Kenney used much of his speech to highlight new policies in Philadelphia designed to protect immigrants, such as the termination of the preliminary arraignment reporting system, a cooperation agreement by which the city reported real-time arrest records to Immigrations and Customs Enforcement. 

About halfway through the event, a woman in the crowd shouted over Kenney, asking why the Berks County Immigrant Family Detention Center, one of the three family detention centers in the country, remains open.

The woman, who later identified herself as Alison McDowell to The Daily Pennsylvanian, accused the city of not being active enough in lobbying the State Government for its closure. Within minutes, two staff members surrounded McDowell and stood next to her until she ended her interruption.

"These events are meant to portray a certain narrative. I mean it's theatre," McDowell said, who told the DP she attended the meeting on behalf of the group Abolish ICE. "Sometimes you just have to be a little loud." 

Kenney responded to McDowell by noting his limited authority as Philadelphia Mayor. He insisted that he had been attentive to the controversy surrounding the detention center. His response drew applause from the audience.  

"I'm the most visible person on this issue, we've done the most on this issue, and we're the ones getting yelled at for stuff that we can't control," Kenney said.

Throughout his speech, Kenney boasted Philadelphia's progressive immigration policies. He declared Philadelphia a “Welcoming City,” officially defined as one where city employees are not permitted to ask residents about their documentation status, according to the Office of Immigration Affairs website.
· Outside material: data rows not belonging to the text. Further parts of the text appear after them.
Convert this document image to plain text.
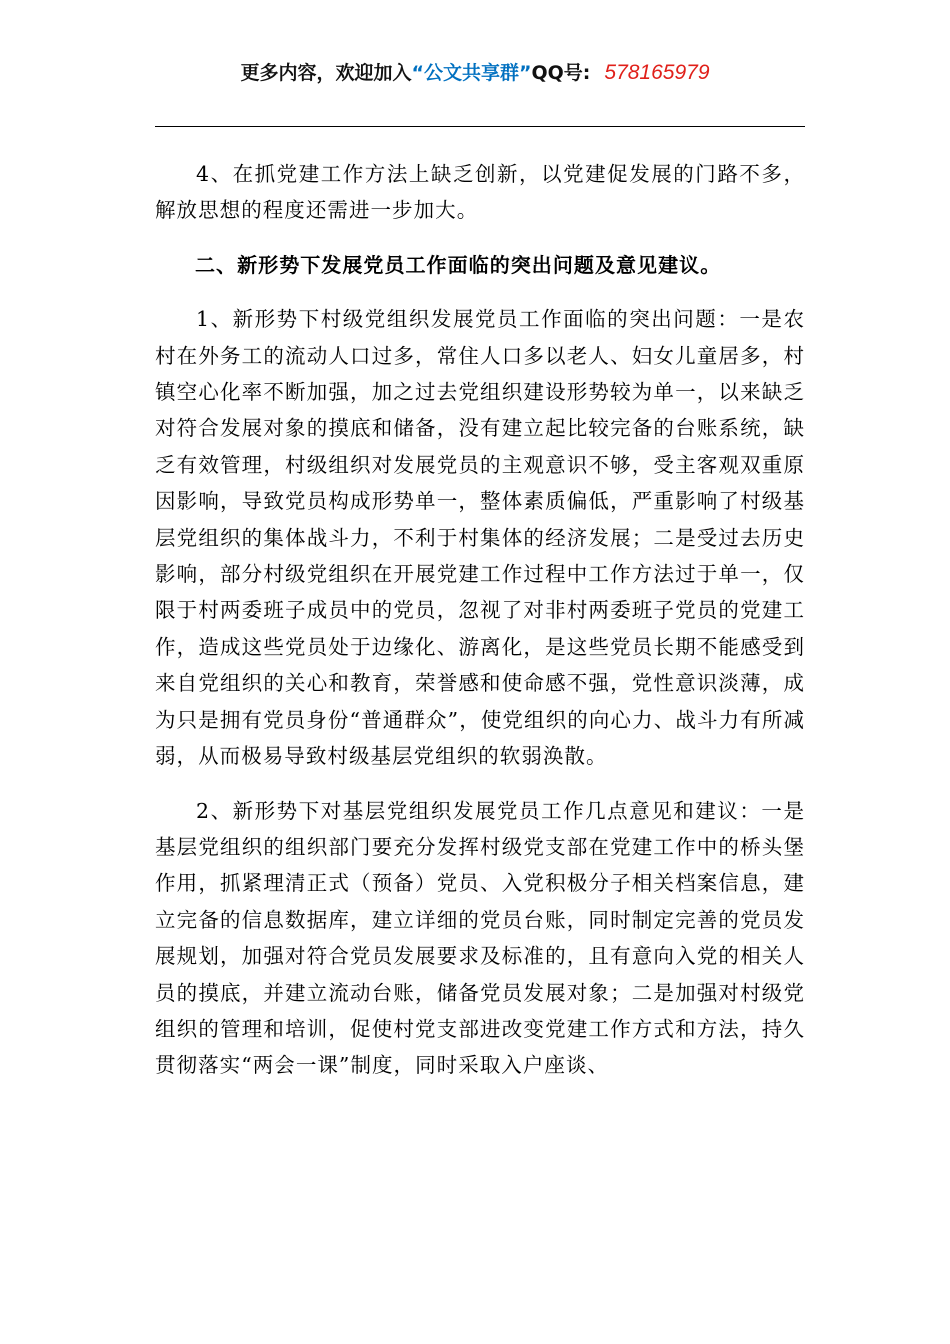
更多内容，欢迎加入“公文共享群”QQ号: 578165979

4、在抓党建工作方法上缺乏创新，以党建促发展的门路不多，解放思想的程度还需进一步加大。

二、新形势下发展党员工作面临的突出问题及意见建议。

1、新形势下村级党组织发展党员工作面临的突出问题：一是农村在外务工的流动人口过多，常住人口多以老人、妇女儿童居多，村镇空心化率不断加强，加之过去党组织建设形势较为单一，以来缺乏对符合发展对象的摸底和储备，没有建立起比较完备的台账系统，缺乏有效管理，村级组织对发展党员的主观意识不够，受主客观双重原因影响，导致党员构成形势单一，整体素质偏低，严重影响了村级基层党组织的集体战斗力，不利于村集体的经济发展；二是受过去历史影响，部分村级党组织在开展党建工作过程中工作方法过于单一，仅限于村两委班子成员中的党员，忽视了对非村两委班子党员的党建工作，造成这些党员处于边缘化、游离化，是这些党员长期不能感受到来自党组织的关心和教育，荣誉感和使命感不强，党性意识淡薄，成为只是拥有党员身份“普通群众”，使党组织的向心力、战斗力有所减弱，从而极易导致村级基层党组织的软弱涣散。

2、新形势下对基层党组织发展党员工作几点意见和建议：一是基层党组织的组织部门要充分发挥村级党支部在党建工作中的桥头堡作用，抓紧理清正式（预备）党员、入党积极分子相关档案信息，建立完备的信息数据库，建立详细的党员台账，同时制定完善的党员发展规划，加强对符合党员发展要求及标准的，且有意向入党的相关人员的摸底，并建立流动台账，储备党员发展对象；二是加强对村级党组织的管理和培训，促使村党支部进改变党建工作方式和方法，持久贯彻落实“两会一课”制度，同时采取入户座谈、
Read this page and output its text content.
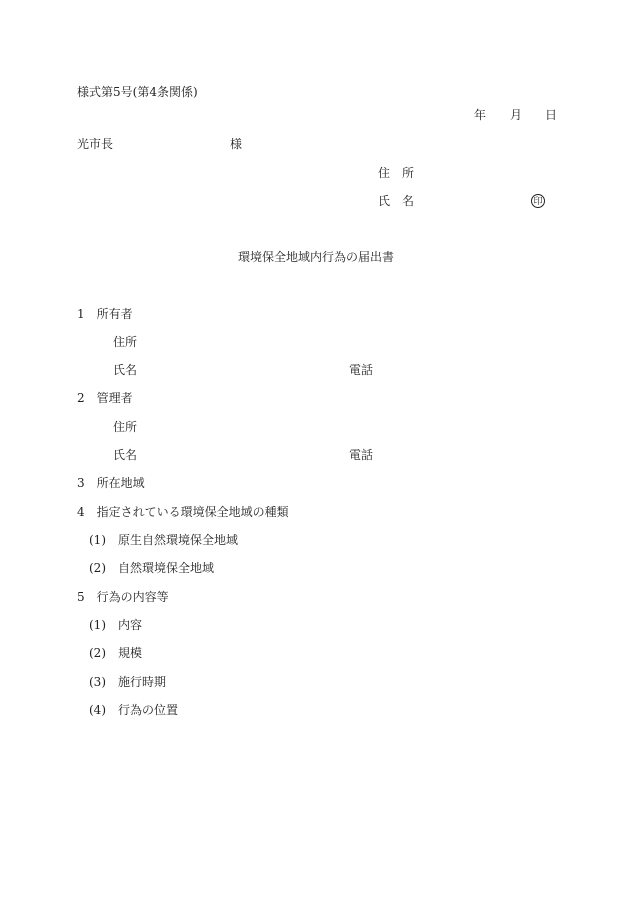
様式第5号(第4条関係)
年 月 日
光市長	様
住　所
氏　名	印
環境保全地域内行為の届出書
1　所有者
住所
氏名	電話
2　管理者
住所
氏名	電話
3　所在地域
4　指定されている環境保全地域の種類
(1)　原生自然環境保全地域
(2)　自然環境保全地域
5　行為の内容等
(1)　内容
(2)　規模
(3)　施行時期
(4)　行為の位置
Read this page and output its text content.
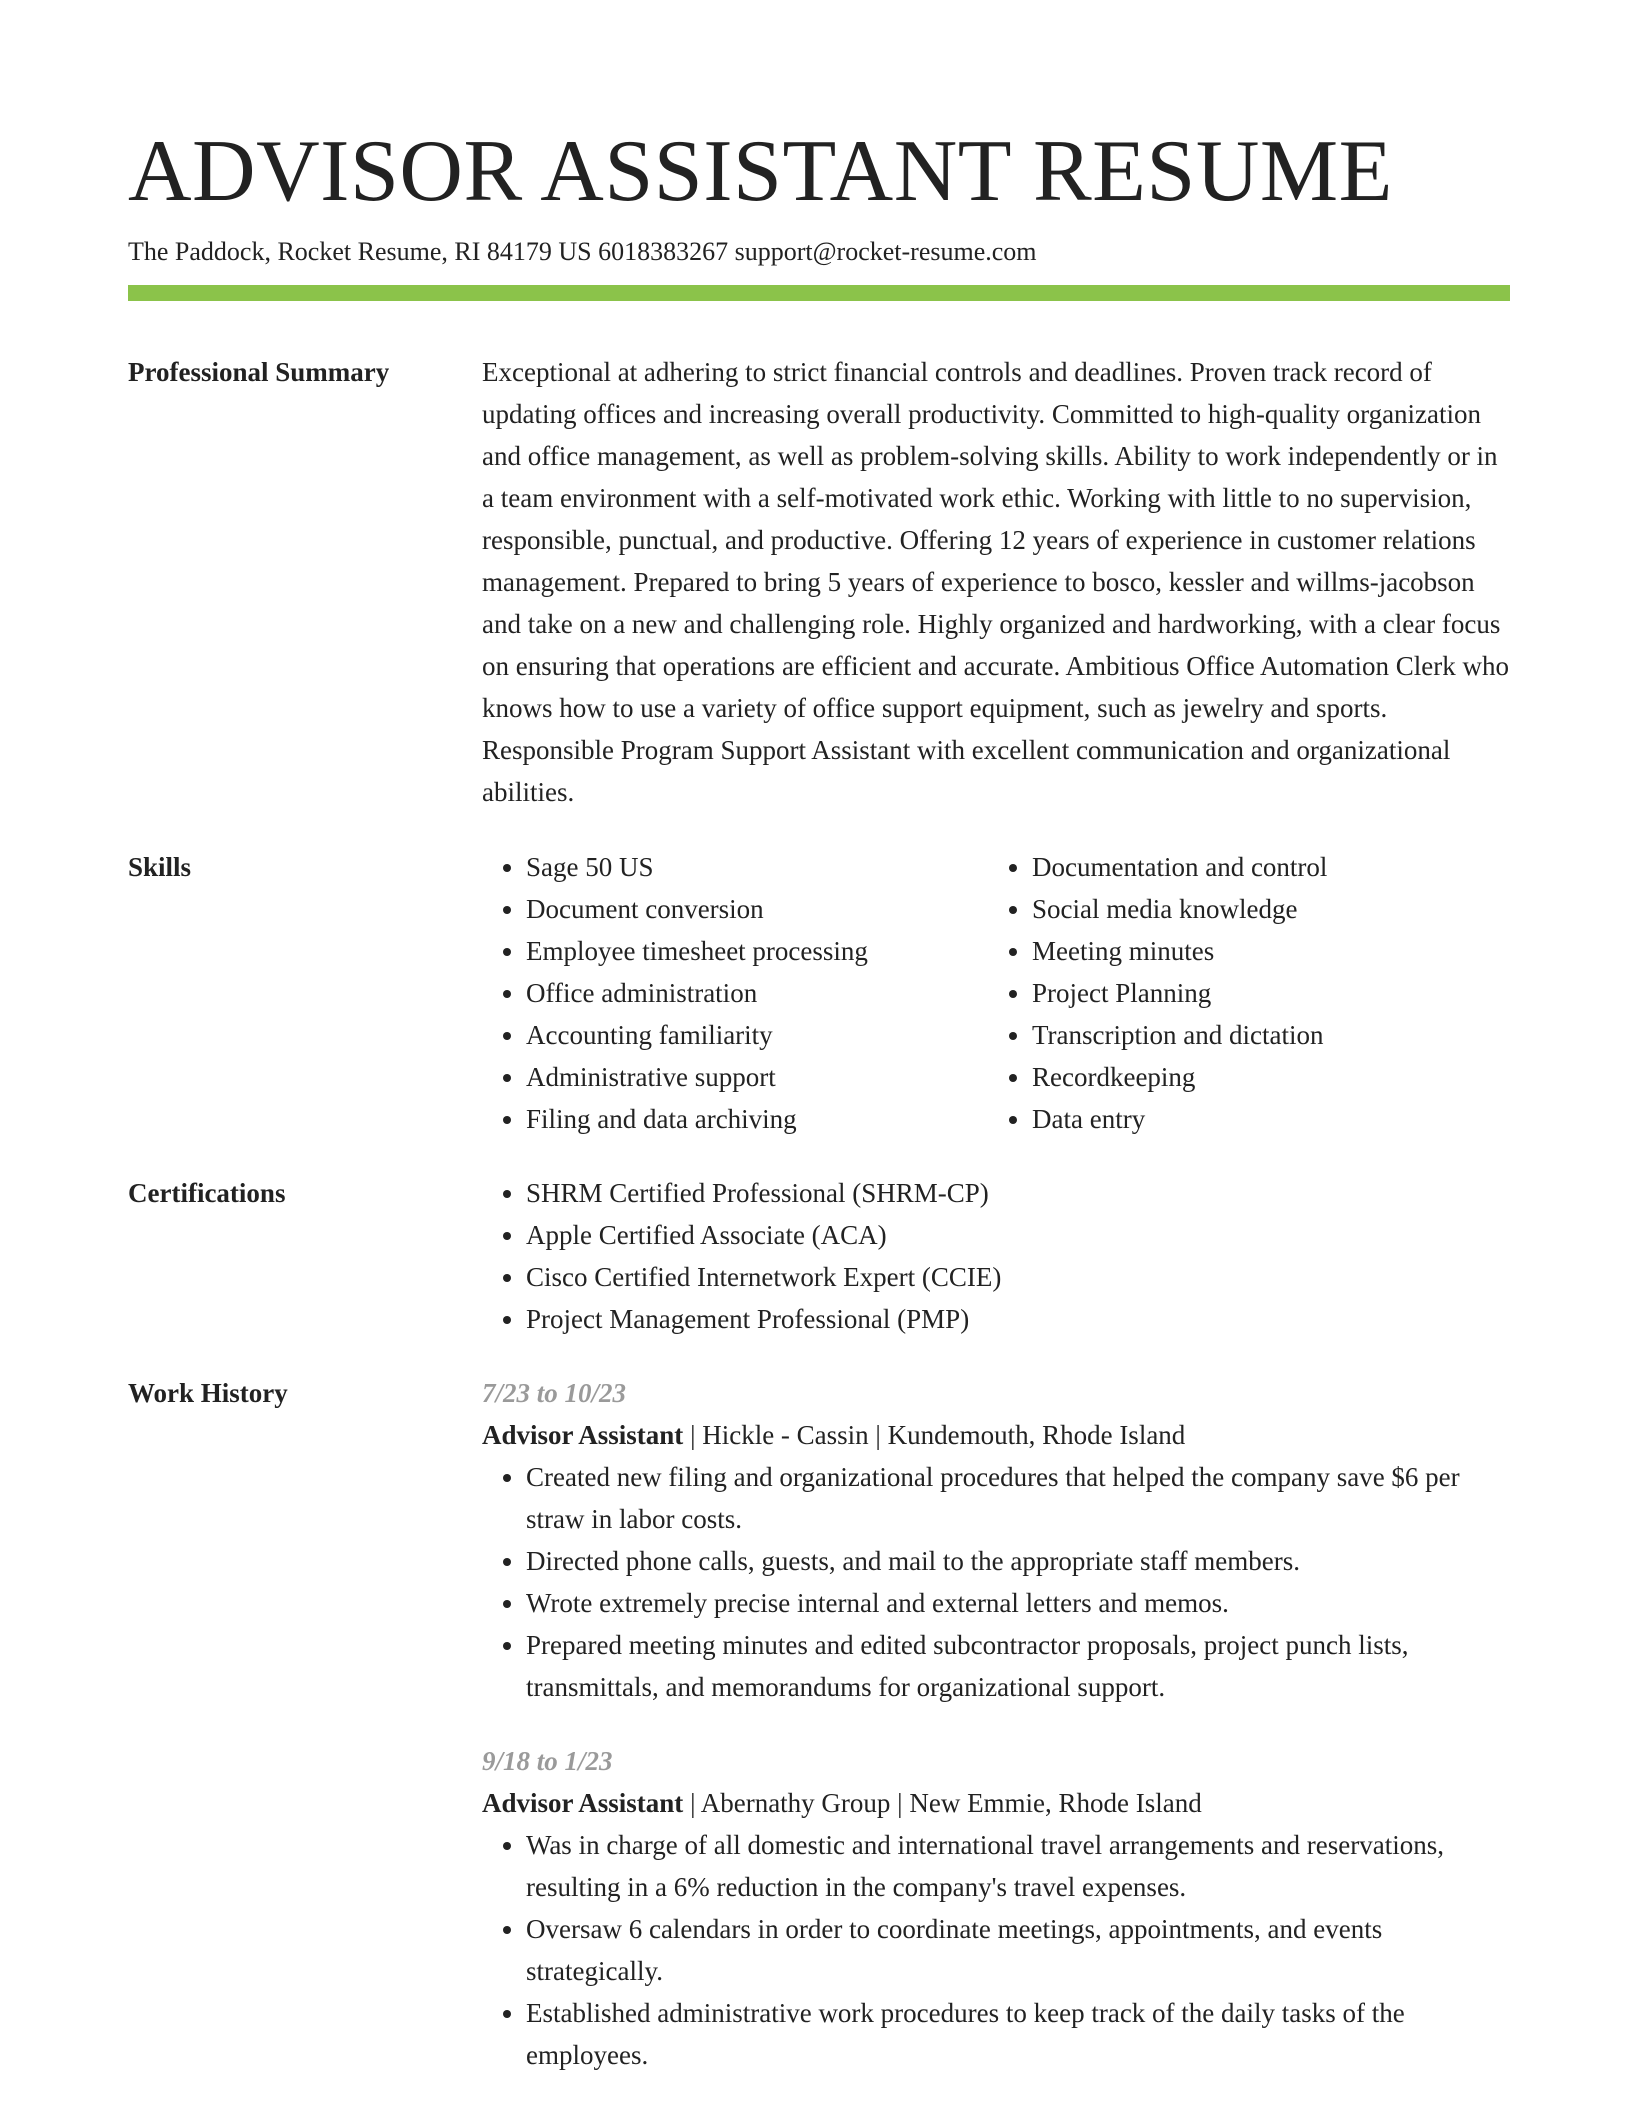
ADVISOR ASSISTANT RESUME
The Paddock, Rocket Resume, RI 84179 US 6018383267 support@rocket-resume.com
Professional Summary	Exceptional at adhering to strict financial controls and deadlines. Proven track record of updating offices and increasing overall productivity. Committed to high-quality organization and office management, as well as problem-solving skills. Ability to work independently or in a team environment with a self-motivated work ethic. Working with little to no supervision, responsible, punctual, and productive. Offering 12 years of experience in customer relations management. Prepared to bring 5 years of experience to bosco, kessler and willms-jacobson and take on a new and challenging role. Highly organized and hardworking, with a clear focus on ensuring that operations are efficient and accurate. Ambitious Office Automation Clerk who knows how to use a variety of office support equipment, such as jewelry and sports. Responsible Program Support Assistant with excellent communication and organizational abilities.

Skills	• Sage 50 US
• Document conversion
• Employee timesheet processing
• Office administration
• Accounting familiarity
• Administrative support
• Filing and data archiving
• Documentation and control
• Social media knowledge
• Meeting minutes
• Project Planning
• Transcription and dictation
• Recordkeeping
• Data entry
Certifications	• SHRM Certified Professional (SHRM-CP)
• Apple Certified Associate (ACA)
• Cisco Certified Internetwork Expert (CCIE)
• Project Management Professional (PMP)
Work History	7/23 to 10/23
Advisor Assistant | Hickle - Cassin | Kundemouth, Rhode Island
• Created new filing and organizational procedures that helped the company save $6 per straw in labor costs.
• Directed phone calls, guests, and mail to the appropriate staff members.
• Wrote extremely precise internal and external letters and memos.
• Prepared meeting minutes and edited subcontractor proposals, project punch lists, transmittals, and memorandums for organizational support.
9/18 to 1/23
Advisor Assistant | Abernathy Group | New Emmie, Rhode Island
• Was in charge of all domestic and international travel arrangements and reservations, resulting in a 6% reduction in the company's travel expenses.
• Oversaw 6 calendars in order to coordinate meetings, appointments, and events strategically.
• Established administrative work procedures to keep track of the daily tasks of the employees.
He also addressed the practice in Philadelphia of issuing city ID cards to undocumented residents and described the policy's many benefits.

Kenney also stressed diversity as an integral part of the city’s health and character. 

“[Helping immigrants] is not just the right thing to do, it’s not just the moral thing to do, it’s not just the Christian thing to do, or the Jewish thing to do, or the Muslim thing to do, or the Buddhist thing to do,” Kenney said. “It’s good for business, it’s good for our citizens, it’s good for our community, where people come into a neighborhood that is declining and put in sweat equity and effort in rebuilding it.” 

He spoke, too, about his opposition to the Trump Administration's family separation policy, by which undocumented children are detained separately from adult relatives when caught crossing the border. 

College freshman Lauren Nguyen enjoyed the talk and said she could relate on a personal level to Kenney's eagerness to help immigrant communities feel welcomed in the city.

Nguyen said her dad was a Vietnam War refugee who was not allowed to stay in the US.

"It took years before my dad got an immigration green card and became a citizen," Nguyen said. "So I personally want more people who were in my dad's position to be able to come to a country like [the US] and get an education like [Penn's]."